Without tools like LoRA, fine-tuning the model this large requires immense resources, as it is basically the same as just training it from scratch. Therefore I will just outline the fine-tuning process here without actually running it to see the results.
Preparing the dataset
To download and use an openly available dataset, we will be using Hugging Face’s datasets
library. We install it with the following command:
pip install datasets
Once installed, we import and use the load_dataset
function, for this example I will be using the wikitext
dataset:
from datasets import load_dataset
dataset = load_dataset('wikitext', 'wikitext-2-raw-v1')
Now, we need to tokenize the dataset:
def tokenize_function(examples):
return tokenizer(examples['text'], padding='max_length', truncation=True, max_length=512)
tokenized_datasets = dataset.map(tokenize_function, batched=True)

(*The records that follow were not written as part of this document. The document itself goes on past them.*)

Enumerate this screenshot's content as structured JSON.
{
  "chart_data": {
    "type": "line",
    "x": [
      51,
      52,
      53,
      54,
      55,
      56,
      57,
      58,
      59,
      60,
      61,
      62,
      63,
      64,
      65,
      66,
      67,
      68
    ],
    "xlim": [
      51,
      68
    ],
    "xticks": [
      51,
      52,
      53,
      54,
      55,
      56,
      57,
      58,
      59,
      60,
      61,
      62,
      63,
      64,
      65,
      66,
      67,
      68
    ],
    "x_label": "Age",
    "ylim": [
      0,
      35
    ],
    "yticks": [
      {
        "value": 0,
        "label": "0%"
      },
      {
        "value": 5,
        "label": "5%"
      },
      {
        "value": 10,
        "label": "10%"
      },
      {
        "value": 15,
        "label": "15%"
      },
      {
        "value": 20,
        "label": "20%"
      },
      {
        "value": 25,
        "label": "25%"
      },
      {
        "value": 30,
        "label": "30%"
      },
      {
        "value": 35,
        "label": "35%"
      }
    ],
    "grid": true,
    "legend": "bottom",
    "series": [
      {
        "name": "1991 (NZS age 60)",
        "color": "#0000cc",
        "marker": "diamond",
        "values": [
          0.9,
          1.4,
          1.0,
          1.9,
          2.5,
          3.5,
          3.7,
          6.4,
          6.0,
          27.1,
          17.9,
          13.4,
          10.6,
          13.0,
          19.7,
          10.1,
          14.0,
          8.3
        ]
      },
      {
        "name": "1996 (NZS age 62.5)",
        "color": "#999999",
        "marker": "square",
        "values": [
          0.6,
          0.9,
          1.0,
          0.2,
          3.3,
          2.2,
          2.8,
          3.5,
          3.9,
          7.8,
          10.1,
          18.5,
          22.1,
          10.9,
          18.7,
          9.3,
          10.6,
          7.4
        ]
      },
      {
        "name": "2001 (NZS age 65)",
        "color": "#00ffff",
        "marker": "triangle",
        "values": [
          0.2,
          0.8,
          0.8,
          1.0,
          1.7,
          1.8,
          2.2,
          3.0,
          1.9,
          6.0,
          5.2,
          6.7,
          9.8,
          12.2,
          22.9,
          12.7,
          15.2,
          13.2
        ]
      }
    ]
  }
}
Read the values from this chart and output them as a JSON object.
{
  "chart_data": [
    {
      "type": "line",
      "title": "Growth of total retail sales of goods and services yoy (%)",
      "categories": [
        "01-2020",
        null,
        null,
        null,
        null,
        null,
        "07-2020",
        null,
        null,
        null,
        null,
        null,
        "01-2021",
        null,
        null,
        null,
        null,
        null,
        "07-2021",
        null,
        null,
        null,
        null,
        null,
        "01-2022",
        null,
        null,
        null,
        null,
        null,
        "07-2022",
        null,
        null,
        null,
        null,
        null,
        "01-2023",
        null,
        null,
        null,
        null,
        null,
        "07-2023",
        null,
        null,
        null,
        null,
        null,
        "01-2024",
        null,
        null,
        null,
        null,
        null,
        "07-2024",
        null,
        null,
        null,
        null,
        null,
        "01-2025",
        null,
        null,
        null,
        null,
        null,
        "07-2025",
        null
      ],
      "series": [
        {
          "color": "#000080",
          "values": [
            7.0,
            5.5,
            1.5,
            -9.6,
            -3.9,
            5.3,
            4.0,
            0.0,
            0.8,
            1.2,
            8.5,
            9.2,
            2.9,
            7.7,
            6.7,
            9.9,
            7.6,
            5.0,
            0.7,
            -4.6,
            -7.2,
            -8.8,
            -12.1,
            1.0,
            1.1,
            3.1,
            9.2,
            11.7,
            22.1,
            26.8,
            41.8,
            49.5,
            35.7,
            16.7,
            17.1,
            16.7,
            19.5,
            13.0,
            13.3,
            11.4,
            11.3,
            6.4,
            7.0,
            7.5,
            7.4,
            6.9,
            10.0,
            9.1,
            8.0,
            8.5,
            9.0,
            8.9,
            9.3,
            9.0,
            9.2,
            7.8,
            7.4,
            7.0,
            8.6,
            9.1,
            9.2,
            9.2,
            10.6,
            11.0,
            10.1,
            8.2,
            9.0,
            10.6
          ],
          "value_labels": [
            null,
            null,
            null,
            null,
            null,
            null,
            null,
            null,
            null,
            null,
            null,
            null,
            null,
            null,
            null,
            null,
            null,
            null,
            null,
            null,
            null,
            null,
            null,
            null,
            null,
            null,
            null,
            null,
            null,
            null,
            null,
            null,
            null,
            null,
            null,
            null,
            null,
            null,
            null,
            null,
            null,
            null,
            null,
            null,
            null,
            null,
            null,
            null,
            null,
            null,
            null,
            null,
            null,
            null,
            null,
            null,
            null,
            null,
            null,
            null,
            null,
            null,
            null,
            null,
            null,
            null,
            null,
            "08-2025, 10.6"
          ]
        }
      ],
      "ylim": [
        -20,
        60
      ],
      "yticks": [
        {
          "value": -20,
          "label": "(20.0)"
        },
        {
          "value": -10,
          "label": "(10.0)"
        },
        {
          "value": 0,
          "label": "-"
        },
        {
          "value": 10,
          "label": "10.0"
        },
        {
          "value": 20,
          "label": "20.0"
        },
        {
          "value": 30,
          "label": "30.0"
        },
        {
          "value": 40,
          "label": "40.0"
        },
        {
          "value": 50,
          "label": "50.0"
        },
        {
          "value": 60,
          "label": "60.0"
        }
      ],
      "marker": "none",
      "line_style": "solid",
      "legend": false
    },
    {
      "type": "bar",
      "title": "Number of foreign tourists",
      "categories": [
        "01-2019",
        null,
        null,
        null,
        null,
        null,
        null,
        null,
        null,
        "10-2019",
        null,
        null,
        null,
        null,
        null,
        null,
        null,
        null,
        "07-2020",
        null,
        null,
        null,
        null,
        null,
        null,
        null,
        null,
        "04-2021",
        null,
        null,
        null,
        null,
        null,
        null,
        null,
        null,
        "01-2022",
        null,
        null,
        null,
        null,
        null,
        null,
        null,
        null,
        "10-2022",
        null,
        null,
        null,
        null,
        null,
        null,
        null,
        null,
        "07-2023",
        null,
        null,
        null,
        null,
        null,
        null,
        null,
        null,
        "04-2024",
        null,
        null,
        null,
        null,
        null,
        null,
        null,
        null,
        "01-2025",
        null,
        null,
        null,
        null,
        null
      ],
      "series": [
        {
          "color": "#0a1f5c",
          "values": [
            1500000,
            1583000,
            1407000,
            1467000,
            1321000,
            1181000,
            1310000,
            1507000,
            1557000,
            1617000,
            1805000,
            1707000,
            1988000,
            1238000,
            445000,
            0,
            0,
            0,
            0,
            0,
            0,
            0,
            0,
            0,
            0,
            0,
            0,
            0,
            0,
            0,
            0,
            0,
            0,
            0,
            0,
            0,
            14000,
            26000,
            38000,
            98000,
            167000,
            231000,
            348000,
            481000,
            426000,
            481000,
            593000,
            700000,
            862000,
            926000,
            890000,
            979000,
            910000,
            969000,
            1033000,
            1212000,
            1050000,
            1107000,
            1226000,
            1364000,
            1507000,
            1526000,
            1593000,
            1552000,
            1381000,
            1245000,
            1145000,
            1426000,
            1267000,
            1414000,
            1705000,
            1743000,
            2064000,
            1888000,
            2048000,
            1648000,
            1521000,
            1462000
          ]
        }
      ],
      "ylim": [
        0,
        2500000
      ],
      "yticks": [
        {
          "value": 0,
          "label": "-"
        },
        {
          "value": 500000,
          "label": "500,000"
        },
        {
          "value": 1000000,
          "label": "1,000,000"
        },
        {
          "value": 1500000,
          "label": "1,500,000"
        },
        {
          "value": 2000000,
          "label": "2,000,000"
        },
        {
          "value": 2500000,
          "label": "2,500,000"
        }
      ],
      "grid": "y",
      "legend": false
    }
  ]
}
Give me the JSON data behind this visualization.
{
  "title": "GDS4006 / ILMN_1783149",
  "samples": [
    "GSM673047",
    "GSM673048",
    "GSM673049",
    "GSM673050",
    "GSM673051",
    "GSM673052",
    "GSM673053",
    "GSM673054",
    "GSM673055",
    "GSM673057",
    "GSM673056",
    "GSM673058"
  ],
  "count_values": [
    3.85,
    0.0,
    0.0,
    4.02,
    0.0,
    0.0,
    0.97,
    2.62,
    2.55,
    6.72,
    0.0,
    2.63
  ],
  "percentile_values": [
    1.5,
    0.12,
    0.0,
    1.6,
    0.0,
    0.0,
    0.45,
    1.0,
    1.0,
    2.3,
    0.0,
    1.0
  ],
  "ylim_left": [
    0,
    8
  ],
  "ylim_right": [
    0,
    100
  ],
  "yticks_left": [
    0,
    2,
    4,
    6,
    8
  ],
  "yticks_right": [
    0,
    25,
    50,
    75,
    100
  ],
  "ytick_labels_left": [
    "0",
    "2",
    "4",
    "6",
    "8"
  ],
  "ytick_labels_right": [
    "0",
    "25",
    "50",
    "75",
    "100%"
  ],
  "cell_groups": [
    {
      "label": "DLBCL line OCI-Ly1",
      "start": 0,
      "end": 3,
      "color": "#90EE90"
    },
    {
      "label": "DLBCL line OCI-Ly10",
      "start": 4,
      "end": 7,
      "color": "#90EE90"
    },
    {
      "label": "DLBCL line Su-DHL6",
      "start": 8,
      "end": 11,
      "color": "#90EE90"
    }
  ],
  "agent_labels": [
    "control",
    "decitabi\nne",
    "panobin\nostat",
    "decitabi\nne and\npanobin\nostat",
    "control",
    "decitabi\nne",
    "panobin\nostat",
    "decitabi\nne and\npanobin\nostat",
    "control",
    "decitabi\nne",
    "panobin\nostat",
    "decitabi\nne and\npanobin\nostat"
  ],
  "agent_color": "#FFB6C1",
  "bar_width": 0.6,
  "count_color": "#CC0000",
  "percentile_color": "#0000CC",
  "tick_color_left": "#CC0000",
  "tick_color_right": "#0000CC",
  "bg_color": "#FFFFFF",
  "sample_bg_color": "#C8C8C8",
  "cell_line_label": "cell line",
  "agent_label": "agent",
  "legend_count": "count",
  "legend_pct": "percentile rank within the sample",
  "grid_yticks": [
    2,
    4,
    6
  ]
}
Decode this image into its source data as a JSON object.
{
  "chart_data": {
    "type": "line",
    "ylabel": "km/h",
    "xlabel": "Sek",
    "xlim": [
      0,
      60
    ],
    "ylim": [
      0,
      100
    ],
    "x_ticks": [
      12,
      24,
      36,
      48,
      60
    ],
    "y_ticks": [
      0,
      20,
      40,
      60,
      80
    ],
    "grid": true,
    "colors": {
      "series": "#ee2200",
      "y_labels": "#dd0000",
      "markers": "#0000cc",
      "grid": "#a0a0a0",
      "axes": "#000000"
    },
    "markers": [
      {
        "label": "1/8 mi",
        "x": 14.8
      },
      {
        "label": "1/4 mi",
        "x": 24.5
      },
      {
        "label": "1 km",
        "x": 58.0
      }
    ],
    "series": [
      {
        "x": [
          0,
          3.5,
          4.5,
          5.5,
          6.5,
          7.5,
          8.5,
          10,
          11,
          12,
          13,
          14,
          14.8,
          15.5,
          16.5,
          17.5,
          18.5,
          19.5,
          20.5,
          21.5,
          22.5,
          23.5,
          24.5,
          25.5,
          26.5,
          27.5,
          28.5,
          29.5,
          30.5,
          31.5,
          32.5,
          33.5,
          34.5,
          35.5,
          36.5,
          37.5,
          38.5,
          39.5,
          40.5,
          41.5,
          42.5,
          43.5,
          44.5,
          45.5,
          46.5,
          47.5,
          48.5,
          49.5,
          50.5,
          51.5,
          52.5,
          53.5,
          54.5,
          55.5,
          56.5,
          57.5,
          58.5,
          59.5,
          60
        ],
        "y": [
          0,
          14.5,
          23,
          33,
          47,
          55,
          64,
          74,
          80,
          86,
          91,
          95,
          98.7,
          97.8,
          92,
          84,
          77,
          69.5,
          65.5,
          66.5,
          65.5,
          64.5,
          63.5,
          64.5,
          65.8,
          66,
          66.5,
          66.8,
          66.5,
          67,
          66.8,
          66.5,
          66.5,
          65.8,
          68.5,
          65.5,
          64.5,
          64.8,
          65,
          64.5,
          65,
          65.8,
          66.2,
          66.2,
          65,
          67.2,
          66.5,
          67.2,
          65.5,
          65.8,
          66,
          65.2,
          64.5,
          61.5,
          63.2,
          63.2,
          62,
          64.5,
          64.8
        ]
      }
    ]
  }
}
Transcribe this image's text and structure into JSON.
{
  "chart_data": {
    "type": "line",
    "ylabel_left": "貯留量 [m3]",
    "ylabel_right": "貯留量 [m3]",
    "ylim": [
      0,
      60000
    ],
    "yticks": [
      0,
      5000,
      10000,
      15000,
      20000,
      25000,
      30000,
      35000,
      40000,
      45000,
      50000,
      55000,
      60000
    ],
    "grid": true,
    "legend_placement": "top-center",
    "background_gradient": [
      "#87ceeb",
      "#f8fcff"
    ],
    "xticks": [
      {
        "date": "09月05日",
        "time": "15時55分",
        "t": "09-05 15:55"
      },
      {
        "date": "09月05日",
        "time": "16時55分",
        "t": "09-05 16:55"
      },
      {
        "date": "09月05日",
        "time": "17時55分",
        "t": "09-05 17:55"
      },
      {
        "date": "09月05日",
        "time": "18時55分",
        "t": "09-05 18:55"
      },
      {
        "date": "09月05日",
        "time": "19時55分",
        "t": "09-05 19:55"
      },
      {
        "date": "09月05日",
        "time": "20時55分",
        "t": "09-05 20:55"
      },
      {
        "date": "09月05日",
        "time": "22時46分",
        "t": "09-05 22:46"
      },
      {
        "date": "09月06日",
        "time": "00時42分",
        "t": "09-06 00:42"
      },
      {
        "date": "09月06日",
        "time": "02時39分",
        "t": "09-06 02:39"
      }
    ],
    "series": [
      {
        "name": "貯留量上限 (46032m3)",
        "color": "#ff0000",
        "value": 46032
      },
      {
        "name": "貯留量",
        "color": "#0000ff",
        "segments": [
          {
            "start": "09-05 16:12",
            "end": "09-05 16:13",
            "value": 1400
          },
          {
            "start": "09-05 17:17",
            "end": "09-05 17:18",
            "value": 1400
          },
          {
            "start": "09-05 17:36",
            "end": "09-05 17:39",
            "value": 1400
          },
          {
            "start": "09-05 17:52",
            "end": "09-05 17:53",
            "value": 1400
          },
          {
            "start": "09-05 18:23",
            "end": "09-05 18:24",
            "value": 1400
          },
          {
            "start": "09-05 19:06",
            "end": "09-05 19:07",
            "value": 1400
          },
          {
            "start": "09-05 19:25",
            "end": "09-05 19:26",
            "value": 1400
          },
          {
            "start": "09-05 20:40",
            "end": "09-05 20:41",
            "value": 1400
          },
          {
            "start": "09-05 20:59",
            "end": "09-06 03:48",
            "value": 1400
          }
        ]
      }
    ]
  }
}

Now, we are ready to start fine-tuning!
Fine-tuning
For fine-tuning, we need to import and initialize TrainingArguments
and Trainer
objects and then run the train()
function.
from transformers import TrainingArguments, Trainer
training_args = TrainingArguments(
report_to = "none",
output_dir="./results",
evaluation_strategy="epoch",
learning_rate=2e-5, # Controls how much to change the model weights during training
per_device_train_batch_size=2, # Number of samples per batch per device during training
per_device_eval_batch_size=2, # Number of samples per batch per device during evaluation
num_train_epochs=3, # Number of times the entire training dataset will be passed through the model
weight_decay=0.01, # Regularization technique to prevent overfitting
)
trainer = Trainer(
model=model,
args=training_args,
train_dataset=tokenized_datasets['train'],
eval_dataset=tokenized_datasets['test'],
data_collator=data_collator,
tokenizer=tokenizer,
)
trainer.train()
Conclusion
Overall, Apple's DCLM-7B is a significant addition to the open-source language model landscape, offering researchers and developers a powerful tool for various NLP tasks.
As a decoder-only Transformer model, it is optimized for text generation, providing coherent and contextually relevant outputs. The model's availability under the Apple Academic Software License Agreement further encourages collaboration and innovation in the AI community.